2 x 4 inch lumber scraps (2 x 2 inch or similar also works)
drill bit gauge
fine toothed scroll saw blades (varies with gauge of wire used, but something like 40 - 60 tpi should work - thinner kerf is better)
metal rod to use as a ring mandrel - I used 1/4 inch metal rod and 3/16 inch brass rod
non-ferrous metal for making rings - I used 17 ga. aluminum wire for electric horse fencing - $22 for 1/4 mile spool of wire.
drill press or hand drill
drill driver to help speed up coiling the wire
small wood dowels or skewers the same size as the coil mandrels.
Wire of your choice: Any non-ferrous (no iron or steel) wire should work, but test a small sample before you coil up tons of rings.
Standard SAFETY warning: be careful when using sharp tools and power tools.
Step 1: Wrapping the wire coils
There are many ways to get wire coils, you can find lots of ideas online. Here's a summary:
1. Hand wind wire around a rod of the desired size - you can use metal rods, metal hole punches, plastic pen barrels, knitting needles etc. Wood dowels and skeweres don't work that well because tightly wound wire can crush the wood and get stuck on the dowel.
2. Hand wind wire on a crank style mandrel - this is easier on your wrists.

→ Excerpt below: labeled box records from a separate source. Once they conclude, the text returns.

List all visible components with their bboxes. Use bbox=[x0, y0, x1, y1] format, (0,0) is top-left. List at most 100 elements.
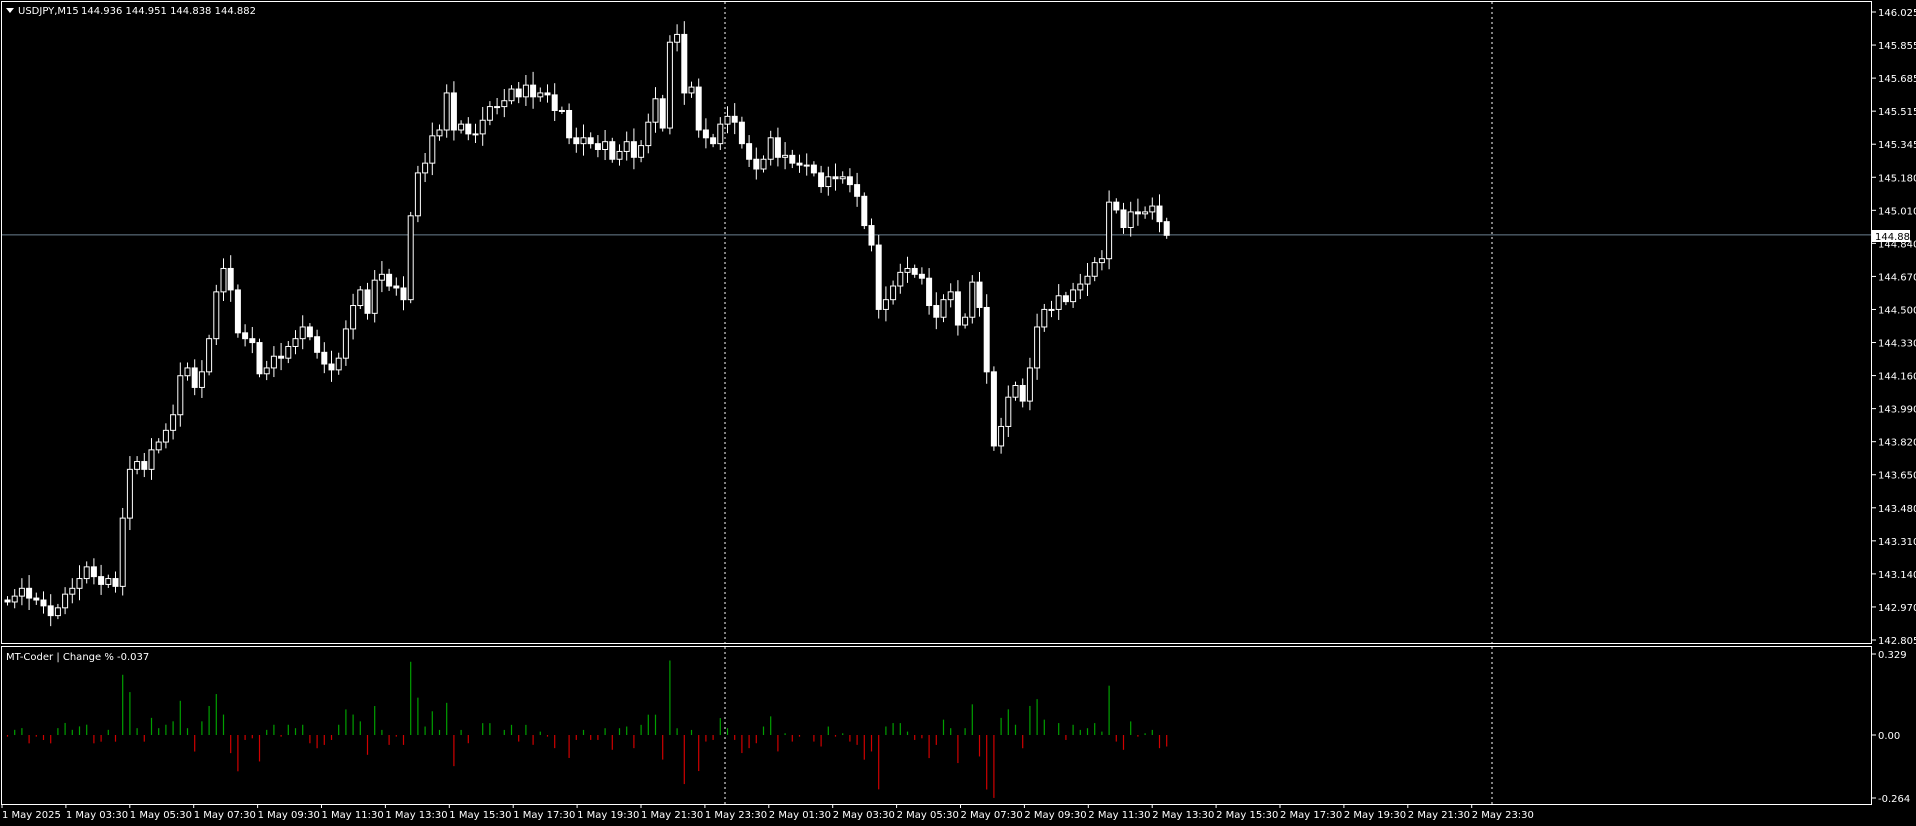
candle-body bbox=[1055, 295, 1062, 310]
candle-body bbox=[450, 92, 457, 131]
candle-body bbox=[645, 121, 652, 147]
candle-body bbox=[1156, 205, 1163, 223]
candle-body bbox=[26, 587, 33, 599]
price-axis-label: 144.670 bbox=[1878, 272, 1916, 283]
candle-body bbox=[263, 367, 270, 375]
candle-body bbox=[328, 363, 335, 371]
candle-body bbox=[724, 115, 731, 125]
candle-body bbox=[40, 599, 47, 607]
time-axis-label: 1 May 2025 bbox=[2, 810, 61, 821]
candle bbox=[875, 234, 882, 319]
candle-body bbox=[1070, 289, 1077, 303]
time-axis-label: 2 May 01:30 bbox=[769, 810, 831, 821]
candle-body bbox=[551, 94, 558, 111]
price-axis-label: 145.855 bbox=[1878, 41, 1916, 52]
price-axis-label: 146.025 bbox=[1878, 8, 1916, 19]
candle-body bbox=[573, 137, 580, 145]
time-axis-label: 2 May 23:30 bbox=[1472, 810, 1534, 821]
candle-body bbox=[1149, 205, 1156, 213]
candle-body bbox=[983, 306, 990, 373]
time-axis-label: 1 May 19:30 bbox=[577, 810, 639, 821]
candle-body bbox=[710, 137, 717, 145]
indicator-axis-label: -0.264 bbox=[1878, 794, 1910, 805]
candle-body bbox=[458, 123, 465, 131]
time-axis-label: 1 May 11:30 bbox=[322, 810, 384, 821]
price-axis-label: 143.310 bbox=[1878, 537, 1916, 548]
candle-body bbox=[666, 41, 673, 129]
candle-body bbox=[587, 137, 594, 145]
candle-body bbox=[976, 281, 983, 308]
candle bbox=[213, 284, 220, 345]
candle-body bbox=[846, 176, 853, 186]
candle-body bbox=[962, 316, 969, 326]
candle-body bbox=[1062, 295, 1069, 303]
candle bbox=[407, 211, 414, 304]
candle-body bbox=[256, 342, 263, 375]
candle-body bbox=[818, 172, 825, 188]
candle-body bbox=[278, 355, 285, 359]
candle bbox=[990, 366, 997, 451]
time-axis-label: 1 May 07:30 bbox=[194, 810, 256, 821]
candle-body bbox=[249, 338, 256, 344]
candle-body bbox=[522, 84, 529, 98]
price-axis-label: 143.990 bbox=[1878, 405, 1916, 416]
time-axis-label: 2 May 17:30 bbox=[1280, 810, 1342, 821]
candle-body bbox=[198, 371, 205, 388]
indicator-axis-label: 0.329 bbox=[1878, 650, 1907, 661]
candle-body bbox=[882, 299, 889, 310]
candle-body bbox=[292, 338, 299, 347]
candle-body bbox=[782, 154, 789, 158]
candle-body bbox=[695, 86, 702, 131]
candle-body bbox=[342, 328, 349, 359]
time-axis-label: 2 May 19:30 bbox=[1344, 810, 1406, 821]
candle-body bbox=[321, 351, 328, 365]
candle-body bbox=[33, 597, 40, 601]
candle-body bbox=[738, 121, 745, 145]
candle-body bbox=[810, 164, 817, 174]
candle-body bbox=[378, 273, 385, 281]
symbol-label: USDJPY,M15 bbox=[18, 6, 79, 17]
candle-body bbox=[868, 225, 875, 246]
time-axis-label: 1 May 17:30 bbox=[513, 810, 575, 821]
candle-body bbox=[90, 566, 97, 578]
ohlc-label: 144.936 144.951 144.838 144.882 bbox=[81, 6, 256, 17]
trading-chart[interactable]: 146.025 145.855 145.685 145.515 145.345 145.1… bbox=[0, 0, 1916, 826]
candle-body bbox=[11, 595, 18, 603]
candle-body bbox=[299, 326, 306, 340]
candle-body bbox=[112, 578, 119, 587]
candle-body bbox=[998, 425, 1005, 447]
candle-body bbox=[472, 133, 479, 136]
candle-body bbox=[875, 244, 882, 310]
candle-body bbox=[566, 109, 573, 139]
candle-body bbox=[1120, 209, 1127, 229]
candle-body bbox=[753, 158, 760, 170]
candle-body bbox=[933, 305, 940, 318]
time-axis-label: 1 May 21:30 bbox=[641, 810, 703, 821]
candle-body bbox=[436, 129, 443, 137]
candle-body bbox=[1019, 384, 1026, 402]
price-axis-label: 143.650 bbox=[1878, 471, 1916, 482]
price-axis-label: 145.180 bbox=[1878, 173, 1916, 184]
candle-body bbox=[1163, 221, 1170, 236]
candle-body bbox=[839, 176, 846, 180]
candle-body bbox=[76, 578, 83, 589]
candle-body bbox=[1048, 308, 1055, 311]
candle bbox=[414, 165, 421, 223]
time-axis-label: 2 May 21:30 bbox=[1408, 810, 1470, 821]
candle-body bbox=[227, 267, 234, 291]
price-axis-label: 145.345 bbox=[1878, 140, 1916, 151]
candle-body bbox=[18, 587, 25, 597]
candle-body bbox=[350, 305, 357, 330]
candle-body bbox=[659, 98, 666, 129]
candle-body bbox=[674, 33, 681, 43]
candle-body bbox=[832, 176, 839, 180]
candle-body bbox=[616, 150, 623, 160]
time-axis-label: 2 May 15:30 bbox=[1216, 810, 1278, 821]
candle-body bbox=[486, 106, 493, 121]
candle-body bbox=[429, 135, 436, 164]
candle-body bbox=[580, 137, 587, 145]
time-axis-label: 2 May 11:30 bbox=[1088, 810, 1150, 821]
price-axis-label: 143.140 bbox=[1878, 570, 1916, 581]
candle-body bbox=[947, 291, 954, 301]
candle-body bbox=[954, 291, 961, 326]
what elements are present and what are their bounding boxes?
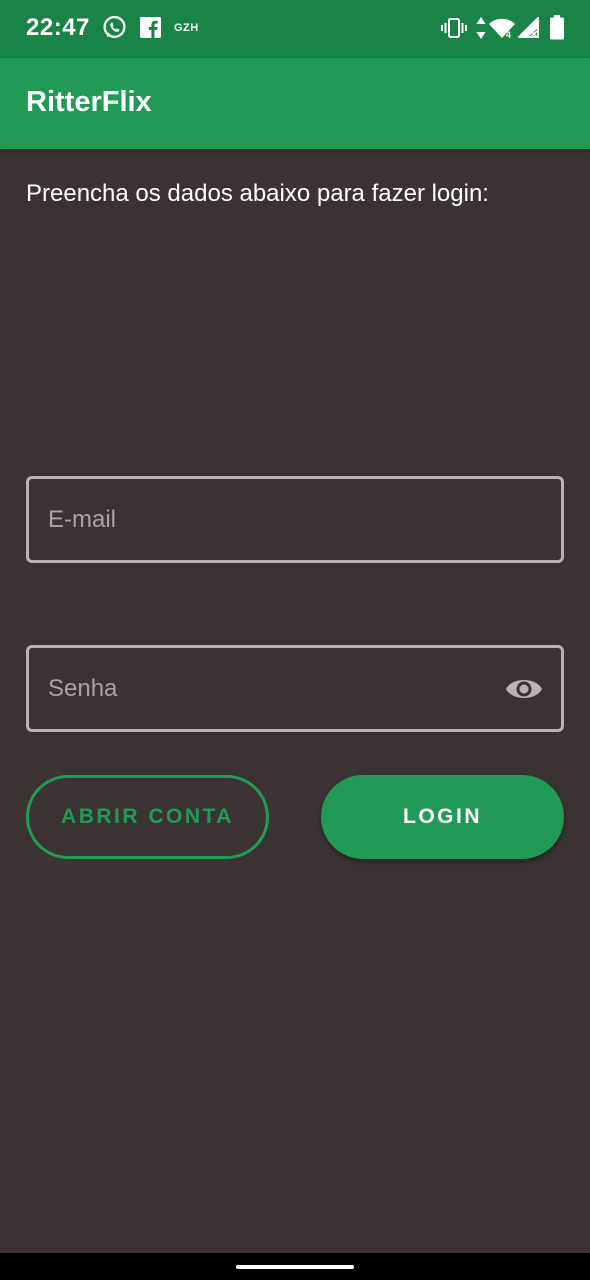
facebook-icon	[140, 17, 161, 43]
wifi-icon: 4	[488, 17, 516, 44]
app-title: RitterFlix	[26, 86, 152, 118]
vibrate-icon	[441, 17, 467, 44]
login-instruction: Preencha os dados abaixo para fazer logi…	[26, 180, 489, 207]
svg-text:4: 4	[506, 30, 511, 39]
whatsapp-icon	[102, 15, 127, 45]
status-bar: 22:47 GZH 4	[0, 0, 590, 58]
password-input[interactable]	[46, 648, 486, 729]
cell-signal-icon	[516, 15, 540, 44]
home-gesture-handle[interactable]	[236, 1265, 354, 1269]
status-time: 22:47	[26, 14, 90, 41]
eye-icon[interactable]	[505, 674, 543, 704]
email-input[interactable]	[46, 479, 486, 560]
battery-icon	[550, 15, 564, 45]
app-bar: RitterFlix	[0, 58, 590, 149]
email-field[interactable]	[26, 476, 564, 563]
data-transfer-icon	[476, 16, 486, 45]
gzh-notification-icon: GZH	[174, 22, 199, 34]
create-account-button[interactable]: ABRIR CONTA	[26, 775, 269, 859]
login-button[interactable]: LOGIN	[321, 775, 564, 859]
navigation-bar	[0, 1253, 590, 1280]
password-field[interactable]	[26, 645, 564, 732]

3. Insert rod into the check of a and electric screw driver or drill. Wear gloves to protect your hands and guide wire onto the slowly spinning mandrel. Use scrap lumber with a hole drilled in one end to support one (or both) ends of the mandrel as it spins. My son has strong hands and loves to use the cordless drill driver to wrap coils - I like to hand wind coils.